In China, most people live in these housing complexes. These are enormous skyscrapers that are surrounded by a wall, and are secured by security police known as BaoAn’s. Within that complex is at least one park, multiple recreation areas, kindergarten and elementary schools, police and local government administration office, a post office, and individual parking.
While homes can be rented in these complexes, most people buy an apartement. Thus securing a long term residence that allows direct participation with all their neighbors. Additionally, people in the building complexes are all on social media and share thoughts, stories, issues and needs in real time, as they develop.
It is not at all unusual to see evenings filled with children playing in the open areas, the parks and the buildings. Old people walk on the sidewalks and walkways, and BaoAn mingle with the residents. This is normal China.
In America, most people yearn for a home. They buy a home in the country, or suburb, and (if they are rich enough) a home / apartment in a city. In all cases, they are isolated from each other. If they want to be part of the community, they must make an effort to do so. It is not automatic, and thus many people tend to stay inside and isolate. The suburbs in America are some of the quietest and loneliest places on the earth.
China = An active community of participation.
America = A nice home in isolation with little community participation.
Of course, not everyone in America lives in suburbs, or in their own homes. And not everyone in China lives in these huge mega apartment complexes. And not everyone in America is isolated, and not everyone in China is part of the community. But the point is that the vast bulk of them are.
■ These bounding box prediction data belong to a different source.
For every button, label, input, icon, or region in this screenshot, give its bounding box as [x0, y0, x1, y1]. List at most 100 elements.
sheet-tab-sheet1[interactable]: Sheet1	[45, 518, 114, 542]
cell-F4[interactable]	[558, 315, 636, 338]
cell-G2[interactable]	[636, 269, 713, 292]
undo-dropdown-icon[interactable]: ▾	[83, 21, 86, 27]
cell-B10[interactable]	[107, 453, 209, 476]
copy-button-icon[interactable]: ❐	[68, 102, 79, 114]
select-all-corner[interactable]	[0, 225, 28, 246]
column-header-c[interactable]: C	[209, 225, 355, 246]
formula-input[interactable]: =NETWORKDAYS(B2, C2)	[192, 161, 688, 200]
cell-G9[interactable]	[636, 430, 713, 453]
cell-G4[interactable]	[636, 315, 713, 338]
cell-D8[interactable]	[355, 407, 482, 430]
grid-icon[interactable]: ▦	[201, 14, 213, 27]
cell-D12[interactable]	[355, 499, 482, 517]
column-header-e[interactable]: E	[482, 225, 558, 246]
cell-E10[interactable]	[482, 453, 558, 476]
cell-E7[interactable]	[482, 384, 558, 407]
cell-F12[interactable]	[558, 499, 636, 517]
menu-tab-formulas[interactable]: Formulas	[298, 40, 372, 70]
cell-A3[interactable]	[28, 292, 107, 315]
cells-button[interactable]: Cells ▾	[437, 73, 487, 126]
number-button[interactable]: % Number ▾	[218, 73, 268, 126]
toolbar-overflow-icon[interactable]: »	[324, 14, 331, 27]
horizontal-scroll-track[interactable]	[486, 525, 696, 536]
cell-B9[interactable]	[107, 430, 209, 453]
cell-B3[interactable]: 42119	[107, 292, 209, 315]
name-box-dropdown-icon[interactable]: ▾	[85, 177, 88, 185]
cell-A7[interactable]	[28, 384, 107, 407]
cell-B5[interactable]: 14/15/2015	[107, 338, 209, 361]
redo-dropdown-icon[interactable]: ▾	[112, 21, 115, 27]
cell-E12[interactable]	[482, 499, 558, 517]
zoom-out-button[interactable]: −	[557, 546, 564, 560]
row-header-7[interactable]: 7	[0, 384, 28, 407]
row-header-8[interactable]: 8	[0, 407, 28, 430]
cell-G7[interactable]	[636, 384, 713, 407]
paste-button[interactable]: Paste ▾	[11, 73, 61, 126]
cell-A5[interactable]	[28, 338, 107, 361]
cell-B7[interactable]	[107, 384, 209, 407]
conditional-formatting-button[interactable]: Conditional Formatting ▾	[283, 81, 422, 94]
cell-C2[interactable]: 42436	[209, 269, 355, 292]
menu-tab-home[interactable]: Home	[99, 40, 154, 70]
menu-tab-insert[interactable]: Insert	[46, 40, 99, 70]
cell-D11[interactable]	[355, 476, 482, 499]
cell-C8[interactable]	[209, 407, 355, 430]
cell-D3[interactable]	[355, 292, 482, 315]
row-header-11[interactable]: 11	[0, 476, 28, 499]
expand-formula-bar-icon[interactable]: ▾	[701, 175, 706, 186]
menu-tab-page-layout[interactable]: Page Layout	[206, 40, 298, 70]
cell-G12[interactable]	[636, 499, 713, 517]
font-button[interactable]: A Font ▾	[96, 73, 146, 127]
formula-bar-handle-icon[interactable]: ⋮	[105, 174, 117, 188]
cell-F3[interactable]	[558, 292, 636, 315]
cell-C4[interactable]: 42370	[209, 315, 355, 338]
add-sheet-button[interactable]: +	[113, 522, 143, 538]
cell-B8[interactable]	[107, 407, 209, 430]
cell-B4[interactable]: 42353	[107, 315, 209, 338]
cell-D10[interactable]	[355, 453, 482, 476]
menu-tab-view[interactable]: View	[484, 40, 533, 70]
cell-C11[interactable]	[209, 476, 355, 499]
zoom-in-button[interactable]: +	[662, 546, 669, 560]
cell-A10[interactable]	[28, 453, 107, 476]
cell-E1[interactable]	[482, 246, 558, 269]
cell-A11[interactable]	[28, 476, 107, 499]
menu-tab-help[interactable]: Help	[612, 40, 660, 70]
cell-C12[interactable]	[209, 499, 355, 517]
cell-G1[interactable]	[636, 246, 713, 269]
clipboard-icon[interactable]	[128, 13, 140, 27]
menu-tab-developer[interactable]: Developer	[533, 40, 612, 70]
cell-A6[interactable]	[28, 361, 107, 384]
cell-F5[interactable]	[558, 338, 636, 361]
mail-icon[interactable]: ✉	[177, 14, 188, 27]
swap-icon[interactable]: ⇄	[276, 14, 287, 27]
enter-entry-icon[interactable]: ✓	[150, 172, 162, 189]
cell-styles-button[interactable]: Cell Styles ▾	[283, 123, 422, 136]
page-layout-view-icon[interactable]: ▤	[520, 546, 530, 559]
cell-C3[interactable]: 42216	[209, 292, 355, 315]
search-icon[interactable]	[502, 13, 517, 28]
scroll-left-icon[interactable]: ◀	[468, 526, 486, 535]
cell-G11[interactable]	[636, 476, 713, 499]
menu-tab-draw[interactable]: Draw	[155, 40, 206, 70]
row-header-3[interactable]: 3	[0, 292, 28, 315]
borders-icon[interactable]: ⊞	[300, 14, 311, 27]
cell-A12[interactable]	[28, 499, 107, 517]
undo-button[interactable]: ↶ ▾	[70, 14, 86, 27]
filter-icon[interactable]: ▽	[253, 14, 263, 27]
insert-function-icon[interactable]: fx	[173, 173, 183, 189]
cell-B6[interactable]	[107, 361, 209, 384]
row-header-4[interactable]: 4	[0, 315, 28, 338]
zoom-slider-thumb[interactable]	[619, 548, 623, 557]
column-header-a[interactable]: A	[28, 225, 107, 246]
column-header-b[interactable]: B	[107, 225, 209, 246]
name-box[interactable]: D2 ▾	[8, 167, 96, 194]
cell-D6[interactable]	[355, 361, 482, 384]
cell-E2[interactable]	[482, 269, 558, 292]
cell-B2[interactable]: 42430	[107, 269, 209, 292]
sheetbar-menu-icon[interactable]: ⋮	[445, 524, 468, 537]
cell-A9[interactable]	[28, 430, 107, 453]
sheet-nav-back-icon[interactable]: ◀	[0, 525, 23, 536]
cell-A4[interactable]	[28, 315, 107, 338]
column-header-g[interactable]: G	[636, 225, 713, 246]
And that is what we are talking about here. In America you will have an occasional little oasis of community, and one of prosperity and safety. But those numbers are dwindling.
China is a homogenized nation. Everyone speaks one language, and no one is hyphenated. You won’t hear any Chinese calling themselves Hunan-Chinese, or Xinjiang Chinese.
We have to see things as they really exist. Not as we want them to be.
Judging from the billions of pro-America articles out in social media, so many people love living inside of America. They have this thing called “democracy” and “freedom”. Though what it actually is, is really hard to nail down. If you ask them if the election systems actually work, most would say no. If you ask them if their representatives will represent them, they would also say no. And if you ask them if the bill of Rights is being followed, they would also say no.
So, perhaps, America is just floating along on this vaporous cloud of ignorance and hope.
America is the land of the 0.1% of people. If you can become one of them, then this place is for you. Meanwhile, the rest of the nation toils to one day be able to reach that point. Maybe you too can become a billionaire and fly into space!
China is the land of the 90% of people. Everyone can get a decent life. Some better than others, but all within a fine band of comfort. And you know, it is possible that one day, you will be able to fly into space. If not you, then your kids. But it is actually really possible.
Today in the United States, what’s keeping the masses of people from revolting and trying to hang the government (again…) is the few Covid-checks, and television/internet.
It reminds me of Rome, where Ceasar provided Rome’s citizens with bread and circuses.